No entanto, razões não faltam para o sucesso de público da proposta. Ela joga com a desmoralização da política em geral e com a descrença no voto como instrumento efetivo de mudança (elementos que favorecem a cristalização do poder de quem já está por cima) e, ao mesmo tempo, ainda aparece como uma concessão à liberdade individual. Desobrigado de votar, o indivíduo fica mais “livre” ao deixar de “perder” aquele pedaço do dia em que, de dois em dois anos, comparece na sessão eleitoral. Falsa conquista, perigoso conceito de liberdade individual que compromete a realização do princípio republicano da soberania popular.

 

O voto, além de um direito duramente conquistado, deve ser considerado um dever cívico, sem o exercício do qual aquele direito se descaracteriza ou se perde, afinal liberdade e democracia são fins e não apenas meios.
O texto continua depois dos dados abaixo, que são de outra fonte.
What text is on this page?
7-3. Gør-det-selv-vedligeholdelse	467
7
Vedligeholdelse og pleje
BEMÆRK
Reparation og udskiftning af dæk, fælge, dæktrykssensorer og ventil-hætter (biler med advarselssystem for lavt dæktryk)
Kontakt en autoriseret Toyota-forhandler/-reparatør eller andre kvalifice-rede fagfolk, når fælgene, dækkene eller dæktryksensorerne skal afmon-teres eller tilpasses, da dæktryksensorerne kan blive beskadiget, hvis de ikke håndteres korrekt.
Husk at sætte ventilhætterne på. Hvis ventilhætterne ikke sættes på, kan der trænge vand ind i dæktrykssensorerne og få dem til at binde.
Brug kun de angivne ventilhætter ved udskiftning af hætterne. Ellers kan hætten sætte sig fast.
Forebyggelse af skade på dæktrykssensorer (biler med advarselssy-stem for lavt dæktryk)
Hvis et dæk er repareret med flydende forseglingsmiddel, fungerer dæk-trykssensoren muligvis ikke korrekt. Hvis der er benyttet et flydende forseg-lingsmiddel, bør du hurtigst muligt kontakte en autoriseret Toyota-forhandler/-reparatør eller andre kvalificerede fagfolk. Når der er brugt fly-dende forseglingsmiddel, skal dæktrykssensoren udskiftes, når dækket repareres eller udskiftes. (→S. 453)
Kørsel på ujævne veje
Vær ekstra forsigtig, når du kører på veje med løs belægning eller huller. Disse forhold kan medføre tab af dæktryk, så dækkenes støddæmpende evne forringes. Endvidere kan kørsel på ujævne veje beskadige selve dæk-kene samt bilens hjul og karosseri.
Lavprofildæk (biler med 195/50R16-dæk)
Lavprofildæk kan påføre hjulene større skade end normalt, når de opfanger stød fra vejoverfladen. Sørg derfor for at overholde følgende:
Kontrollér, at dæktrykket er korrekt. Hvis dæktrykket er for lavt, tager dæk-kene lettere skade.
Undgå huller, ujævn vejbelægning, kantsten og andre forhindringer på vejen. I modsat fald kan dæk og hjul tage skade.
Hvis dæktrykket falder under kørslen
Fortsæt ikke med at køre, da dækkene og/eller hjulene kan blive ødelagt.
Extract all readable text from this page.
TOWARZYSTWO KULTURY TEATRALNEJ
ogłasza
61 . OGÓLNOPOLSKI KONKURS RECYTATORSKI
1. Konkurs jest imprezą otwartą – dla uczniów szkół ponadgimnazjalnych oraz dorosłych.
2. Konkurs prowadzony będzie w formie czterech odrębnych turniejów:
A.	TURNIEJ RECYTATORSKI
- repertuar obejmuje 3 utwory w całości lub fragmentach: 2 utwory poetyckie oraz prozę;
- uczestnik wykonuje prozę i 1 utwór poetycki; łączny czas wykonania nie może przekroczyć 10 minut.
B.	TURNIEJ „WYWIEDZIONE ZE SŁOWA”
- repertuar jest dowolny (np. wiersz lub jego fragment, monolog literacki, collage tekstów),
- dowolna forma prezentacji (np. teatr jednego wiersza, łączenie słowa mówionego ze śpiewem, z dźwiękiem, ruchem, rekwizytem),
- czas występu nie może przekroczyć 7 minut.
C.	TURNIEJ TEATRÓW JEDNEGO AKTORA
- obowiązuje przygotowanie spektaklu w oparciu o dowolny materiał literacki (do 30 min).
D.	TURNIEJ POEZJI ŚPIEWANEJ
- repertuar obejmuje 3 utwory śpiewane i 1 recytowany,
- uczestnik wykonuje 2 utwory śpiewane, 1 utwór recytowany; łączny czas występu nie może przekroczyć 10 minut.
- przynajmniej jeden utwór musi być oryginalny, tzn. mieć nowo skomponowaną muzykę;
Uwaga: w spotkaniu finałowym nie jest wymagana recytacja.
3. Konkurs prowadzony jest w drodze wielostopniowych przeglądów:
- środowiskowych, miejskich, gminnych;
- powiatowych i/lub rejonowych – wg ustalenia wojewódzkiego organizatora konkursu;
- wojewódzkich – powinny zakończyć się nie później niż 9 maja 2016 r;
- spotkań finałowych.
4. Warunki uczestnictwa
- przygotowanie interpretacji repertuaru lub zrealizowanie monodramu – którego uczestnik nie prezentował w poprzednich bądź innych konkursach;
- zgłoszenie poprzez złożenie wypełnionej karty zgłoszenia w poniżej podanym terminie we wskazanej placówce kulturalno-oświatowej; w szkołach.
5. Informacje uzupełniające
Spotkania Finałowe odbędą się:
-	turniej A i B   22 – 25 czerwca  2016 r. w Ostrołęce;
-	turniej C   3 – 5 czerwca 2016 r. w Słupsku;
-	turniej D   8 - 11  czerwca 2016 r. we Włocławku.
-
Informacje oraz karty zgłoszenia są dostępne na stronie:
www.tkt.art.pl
Quem vive numa comunidade política não pode estar desobrigado de opinar sobre os seus rumos. Nada contra a desobediência civil, recurso legítimo para o protesto cidadão que, no caso eleitoral, pode se expressar no voto nulo (cuja tecla deveria constar na máquina de votar).  A questão, no caso, é outra. Com o voto facultativo, o direito de votar e o de não votar ficam inscritos, em pé de igualdade, no corpo legal. Uma parte do eleitorado deixará voluntariamente de opinar sobre a constituição do poder político.  O desinteresse pela política e a descrença no voto serão registrados como mera “escolha”, sequer como desobediência civil ou protesto. A consagração da alienação política como um direito legal interessa aos conservadores, reduz o peso da soberania popular e desconstitui o sufrágio como universal.

 

Ganha com a mudança quem quer o povo na “maioria silenciosa”, gigante adormecido, aglomerado de consumidores, nunca como titular soberano e organizado do poder político. Nos EUA, onde o voto é facultativo, a abstenção eleitoral é enorme e tende a se perpetuar nos mesmos grupos sociais e étnicos, especialmente os discriminados socialmente e os negros. A redução da universalidade do sufrágio se expressa como exclusão social e elemento efetivo de cristalização do poder nas mãos da chamada “classe política”.  No quadro brasileiro atual, a investida neoliberal no “Estado mínimo” se associa à teoria da representação mínima, que articula voto facultativo, cláusula de barreira e sistema distrital misto. Querem reduzir a participação política, eliminar partidos e esterilizar o voto de oposição.

 

Para o cidadão ativo, que além de votar se organiza para garantir os direitos civis, políticos e sociais, o enfoque é inteiramente outro. O tempo e o trabalho dedicado ao acompanhamento continuado da política não se apresentam como restritivos da liberdade individual. Pelo contrário, são obrigações auto-assumidas no esforço de construção e aprofundamento da democracia e de vigília na defesa das liberdades individuais e públicas. A idéia de que a democracia se constrói nas lutas do dia-a-dia se contrapõe, na essência, ao modelo liberal. O cidadão escolado na disputa política sabe que a liberdade de não ir votar é uma armadilha. Para que o sufrágio continue universal, para que todo poder emane do povo e não dos donos do poder econômico, o voto, além de um direito, deve conservar a sua condição de dever cívico.